Media spend research reveals the difference between efficient and effective ROI

ThinkTV

Latest Payback study examines channels with scale, less risk, plus short & long term impact

Edition Five of The Payback Series from ThinkTV aims to show how to maximise return on investment by choosing channels with the ability to deliver positive ROI as well as short and long-term sales.

Speaking to Mediaweek, ThinkTV director of research Steve Weaver explained: “In the past we have put ROI on the map. More businesses should be thinking about the impact of a campaign in terms of how to improve the sales result. We don’t want to focus too much on the ROI number itself, as opposed to focusing more on the sales growth of a business.

The latest findings offer media investment insights for advertisers planning a media spend starting at $500,000 through major investments of $100m or more.

The Payback Series is an Australia-first study that analysed the campaign performance of 60 brands with a combined annual media spend of $450m. The data examined was all pre-Covid.

ThinkTV

Five Payback Series studies have been conducted since 2017 with the latest edition produced in partnership with GroupM Australia and global marketing effectiveness consultancy Gain Theory.

The headline finding is that for media buyers focusing on efficiency, TV gives a far better return on continuing spend.

The findings also highlight that TV has three times the growth opportunity than the next best option. When examining the average proportion of media-driven sales, TV was well ahead of the pack in short term and long-term effect. The next best, but some way behind, in short term was Search. Next best long term was Out of Home.

The best cross channel combination is using TV with Search.

The research analysed all the media channels and notes that out-of-home spend works best if the media budget is $5m or more.

The optimal media mix indicates different percentages of TV spend. For $1m and under it is 40% or less, from $2m to $10m it is close to 50%, dropping lower again as the spend increases. Note that the dollar spend doesn’t drop on larger budgets, just the percentage of the total budget.

Payback over time

While most media channels deliver positive ROI, some channels generate sales for longer periods making the return on investment more valuable as the channel drives greater and sustainable business growth.
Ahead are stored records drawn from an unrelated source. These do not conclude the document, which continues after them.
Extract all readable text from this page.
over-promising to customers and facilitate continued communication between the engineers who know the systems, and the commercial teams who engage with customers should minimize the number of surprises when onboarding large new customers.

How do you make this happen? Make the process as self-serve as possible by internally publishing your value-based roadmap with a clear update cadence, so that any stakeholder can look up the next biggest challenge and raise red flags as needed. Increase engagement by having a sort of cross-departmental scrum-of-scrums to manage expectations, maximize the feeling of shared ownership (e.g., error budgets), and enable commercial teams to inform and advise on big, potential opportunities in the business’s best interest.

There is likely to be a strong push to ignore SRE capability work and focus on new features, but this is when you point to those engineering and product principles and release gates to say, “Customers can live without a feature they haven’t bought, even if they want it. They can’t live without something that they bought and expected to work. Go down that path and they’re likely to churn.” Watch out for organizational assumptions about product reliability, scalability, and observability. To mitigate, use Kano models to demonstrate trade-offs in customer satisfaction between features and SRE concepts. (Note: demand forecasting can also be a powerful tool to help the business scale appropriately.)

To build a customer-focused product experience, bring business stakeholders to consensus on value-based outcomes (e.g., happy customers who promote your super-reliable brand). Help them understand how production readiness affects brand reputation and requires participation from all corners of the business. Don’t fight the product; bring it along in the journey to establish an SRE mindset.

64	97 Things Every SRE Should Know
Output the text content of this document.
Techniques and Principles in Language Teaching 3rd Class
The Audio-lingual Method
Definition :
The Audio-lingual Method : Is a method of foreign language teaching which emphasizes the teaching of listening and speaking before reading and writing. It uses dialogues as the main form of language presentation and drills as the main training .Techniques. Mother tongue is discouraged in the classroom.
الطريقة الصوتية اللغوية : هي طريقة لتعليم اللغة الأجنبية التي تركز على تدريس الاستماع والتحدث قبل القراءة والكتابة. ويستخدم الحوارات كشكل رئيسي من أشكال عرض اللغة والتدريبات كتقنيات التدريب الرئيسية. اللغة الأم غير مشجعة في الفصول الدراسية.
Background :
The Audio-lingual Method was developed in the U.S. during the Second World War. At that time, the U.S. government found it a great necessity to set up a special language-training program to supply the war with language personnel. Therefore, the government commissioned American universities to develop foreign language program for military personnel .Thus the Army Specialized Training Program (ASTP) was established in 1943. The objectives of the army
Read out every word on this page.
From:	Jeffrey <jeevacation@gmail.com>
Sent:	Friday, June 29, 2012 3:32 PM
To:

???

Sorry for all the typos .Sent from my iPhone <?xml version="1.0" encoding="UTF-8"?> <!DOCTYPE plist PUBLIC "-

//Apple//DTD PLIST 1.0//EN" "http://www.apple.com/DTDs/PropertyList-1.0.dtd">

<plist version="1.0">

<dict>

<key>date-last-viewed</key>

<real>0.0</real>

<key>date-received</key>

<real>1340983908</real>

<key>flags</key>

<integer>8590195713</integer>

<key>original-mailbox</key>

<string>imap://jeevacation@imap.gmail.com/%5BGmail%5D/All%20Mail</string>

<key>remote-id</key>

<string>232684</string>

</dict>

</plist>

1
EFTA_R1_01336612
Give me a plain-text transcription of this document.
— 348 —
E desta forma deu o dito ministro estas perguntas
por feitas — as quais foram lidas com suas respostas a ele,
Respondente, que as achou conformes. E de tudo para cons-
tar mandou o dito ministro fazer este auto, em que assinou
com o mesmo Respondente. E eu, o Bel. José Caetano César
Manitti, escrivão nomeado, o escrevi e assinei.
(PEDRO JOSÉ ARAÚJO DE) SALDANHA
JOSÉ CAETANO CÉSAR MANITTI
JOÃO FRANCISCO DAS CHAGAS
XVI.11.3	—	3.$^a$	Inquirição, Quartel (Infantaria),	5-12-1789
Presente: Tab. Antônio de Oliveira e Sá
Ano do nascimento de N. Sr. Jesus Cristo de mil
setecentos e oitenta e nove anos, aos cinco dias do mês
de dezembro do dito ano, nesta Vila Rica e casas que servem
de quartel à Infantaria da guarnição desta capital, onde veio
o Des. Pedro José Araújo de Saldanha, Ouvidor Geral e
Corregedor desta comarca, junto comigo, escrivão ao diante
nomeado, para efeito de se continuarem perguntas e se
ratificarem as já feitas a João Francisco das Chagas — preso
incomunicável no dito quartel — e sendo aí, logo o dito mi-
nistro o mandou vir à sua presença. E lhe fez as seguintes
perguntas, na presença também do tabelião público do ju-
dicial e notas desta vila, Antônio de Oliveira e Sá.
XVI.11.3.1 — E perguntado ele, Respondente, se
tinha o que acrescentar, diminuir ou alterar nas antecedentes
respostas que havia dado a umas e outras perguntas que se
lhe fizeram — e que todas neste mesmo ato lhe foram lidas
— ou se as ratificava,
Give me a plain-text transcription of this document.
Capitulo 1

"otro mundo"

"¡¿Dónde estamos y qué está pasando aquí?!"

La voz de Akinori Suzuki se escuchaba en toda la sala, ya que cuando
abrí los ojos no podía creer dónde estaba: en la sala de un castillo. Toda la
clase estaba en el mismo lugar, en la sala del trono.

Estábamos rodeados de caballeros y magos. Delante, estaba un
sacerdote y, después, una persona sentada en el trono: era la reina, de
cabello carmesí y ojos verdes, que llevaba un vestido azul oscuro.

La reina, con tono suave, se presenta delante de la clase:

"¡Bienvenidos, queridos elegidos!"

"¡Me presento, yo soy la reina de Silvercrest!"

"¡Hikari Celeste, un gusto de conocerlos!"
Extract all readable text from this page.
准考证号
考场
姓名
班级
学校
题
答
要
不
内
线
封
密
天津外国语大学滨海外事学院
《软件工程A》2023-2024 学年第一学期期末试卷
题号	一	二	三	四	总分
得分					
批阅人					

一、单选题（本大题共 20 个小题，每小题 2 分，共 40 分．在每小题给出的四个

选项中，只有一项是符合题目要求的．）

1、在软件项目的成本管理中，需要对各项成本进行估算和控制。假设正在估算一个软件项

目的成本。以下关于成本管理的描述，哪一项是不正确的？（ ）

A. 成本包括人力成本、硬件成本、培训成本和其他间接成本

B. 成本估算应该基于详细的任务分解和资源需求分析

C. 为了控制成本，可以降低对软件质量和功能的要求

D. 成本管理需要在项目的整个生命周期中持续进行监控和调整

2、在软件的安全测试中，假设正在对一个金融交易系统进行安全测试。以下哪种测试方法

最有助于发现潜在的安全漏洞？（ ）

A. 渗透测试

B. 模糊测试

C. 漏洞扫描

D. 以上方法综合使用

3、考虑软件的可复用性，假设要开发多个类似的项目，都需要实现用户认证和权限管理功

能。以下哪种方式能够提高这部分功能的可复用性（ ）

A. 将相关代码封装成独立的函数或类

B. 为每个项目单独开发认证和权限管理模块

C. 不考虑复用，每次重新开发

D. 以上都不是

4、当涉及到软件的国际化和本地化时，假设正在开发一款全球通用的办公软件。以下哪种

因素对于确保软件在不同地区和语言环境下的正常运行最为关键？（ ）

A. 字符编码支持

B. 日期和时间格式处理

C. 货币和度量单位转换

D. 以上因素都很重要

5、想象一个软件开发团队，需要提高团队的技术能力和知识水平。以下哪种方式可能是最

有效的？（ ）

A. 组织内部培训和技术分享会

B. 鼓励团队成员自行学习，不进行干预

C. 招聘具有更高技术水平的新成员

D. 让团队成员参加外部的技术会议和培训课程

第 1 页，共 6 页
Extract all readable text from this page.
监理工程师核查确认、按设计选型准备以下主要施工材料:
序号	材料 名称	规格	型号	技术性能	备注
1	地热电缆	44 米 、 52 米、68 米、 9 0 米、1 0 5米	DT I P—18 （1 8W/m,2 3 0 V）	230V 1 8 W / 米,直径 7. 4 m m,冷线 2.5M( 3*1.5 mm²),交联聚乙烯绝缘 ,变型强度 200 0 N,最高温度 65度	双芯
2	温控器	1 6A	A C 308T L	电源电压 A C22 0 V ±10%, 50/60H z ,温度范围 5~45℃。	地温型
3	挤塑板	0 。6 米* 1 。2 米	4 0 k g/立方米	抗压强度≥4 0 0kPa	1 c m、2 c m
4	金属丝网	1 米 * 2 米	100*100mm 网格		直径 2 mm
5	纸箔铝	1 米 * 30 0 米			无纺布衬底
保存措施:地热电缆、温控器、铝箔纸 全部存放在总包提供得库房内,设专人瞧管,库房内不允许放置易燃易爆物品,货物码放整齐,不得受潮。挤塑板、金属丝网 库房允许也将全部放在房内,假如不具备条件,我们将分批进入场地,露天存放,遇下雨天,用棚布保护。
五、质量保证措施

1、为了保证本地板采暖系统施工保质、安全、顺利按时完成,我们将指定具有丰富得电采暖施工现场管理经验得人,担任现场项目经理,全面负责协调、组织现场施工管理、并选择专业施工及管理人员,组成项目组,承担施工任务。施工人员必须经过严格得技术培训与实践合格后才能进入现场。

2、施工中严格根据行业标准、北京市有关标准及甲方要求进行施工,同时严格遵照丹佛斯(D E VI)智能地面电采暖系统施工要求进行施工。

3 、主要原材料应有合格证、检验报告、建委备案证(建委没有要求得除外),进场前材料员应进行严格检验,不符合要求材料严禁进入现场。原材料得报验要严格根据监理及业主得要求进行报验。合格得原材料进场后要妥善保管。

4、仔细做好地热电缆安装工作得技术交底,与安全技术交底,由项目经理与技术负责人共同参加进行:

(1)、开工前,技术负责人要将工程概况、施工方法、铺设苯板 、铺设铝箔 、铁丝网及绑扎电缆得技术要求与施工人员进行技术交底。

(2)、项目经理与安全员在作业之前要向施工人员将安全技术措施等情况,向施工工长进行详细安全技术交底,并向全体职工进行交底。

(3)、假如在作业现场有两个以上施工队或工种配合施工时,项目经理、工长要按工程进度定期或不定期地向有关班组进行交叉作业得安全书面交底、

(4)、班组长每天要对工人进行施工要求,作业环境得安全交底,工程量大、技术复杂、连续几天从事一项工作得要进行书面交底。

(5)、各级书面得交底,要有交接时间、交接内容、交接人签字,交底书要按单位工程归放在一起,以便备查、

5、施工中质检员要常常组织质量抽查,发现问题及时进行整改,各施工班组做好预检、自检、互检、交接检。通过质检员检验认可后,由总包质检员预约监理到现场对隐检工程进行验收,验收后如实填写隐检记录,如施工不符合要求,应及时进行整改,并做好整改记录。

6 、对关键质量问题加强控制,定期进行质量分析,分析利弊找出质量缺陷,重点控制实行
ThinkTV CEO Kim Portrate said of the results: “ROI is about the last thousand dollars you spent; scale-ability is about the next thousand dollars.

“If you invest in cheap channels based on ROI, and those channels don’t generate the right volume of sales before you start to see diminishing returns, you’re never going to grow brands. Other channels will be needed to make your media spend work the way it should.”

Specific findings

• Channels drive markedly different levels of demand. For example, where campaigns allocate, on average, around 18% of spend to out-of-home, this spend accounts for less than 16% of media-driven sales. TV, with an average of more than 50% media allocation, delivers more than 50% of media-driven sales.

• Channels with strong ROI may not sustain sales volume over campaign investment periods. For example, search has the strongest ROI but is one of the weakest media selections when it comes to generating sales beyond short-term timeframes.

• The rate of return for media channels differs and so too does the potential for sales growth. The rate of incremental sales for TV reduces more slowly than any other channel. This means increased investment in TV will improve ROI over time.

• The risk in achieving a return varies by channel with digital video the least risky channel and cinema the most. There is not a huge difference in the risk ratios, but the other one that stands out as higher risk is Social.

Unlike share portfolios, a higher risk media mix does not necessarily deliver better efficiencies or growth.

Portrate added: “Marketers have long been chasing the best return on investment for their campaign spend, but the research shows efficient ROI may not always be effective ROI.

“While ROI is important to all brands in all categories, not all ROI is equal. This research suggests a much-needed reassessment of channel selection is required to ensure campaigns are being optimised for maximum ROI and maximum sales impact over both short and long-term timeframes.

“And that’s where TV comes into the equation. TV has the strongest media-driven incremental sales of any channel and the capacity to scale up with the only limit the size of the viewing audience. With an average monthly reach of more than 20 million people, TV is hard to beat.”

Market impact of Covid: ‘TV is a real workhorse’

When asked about the turbulent market conditions in the past year, Portrate told Mediaweek: “Pre-Covid, TV offered significant certainty you are going to get the greatest return. TV is a real workhorse. What we have seen over the past 12 months is that doesn’t change with Covid. TV in the past has demonstrated less risk, more scale and better returns. We would only expect that would continue through and beyond Covid.”

Weaver added: “With disruption from Covid and lockdowns comes change in behaviour. It is a significant event that forces people to do things differently. When forced to vary your habits, you are open to change. It is an important time to have strong brand presence. There are more FMCG brands on TV this past year. They are spending money on mass-reach to keep awareness high.”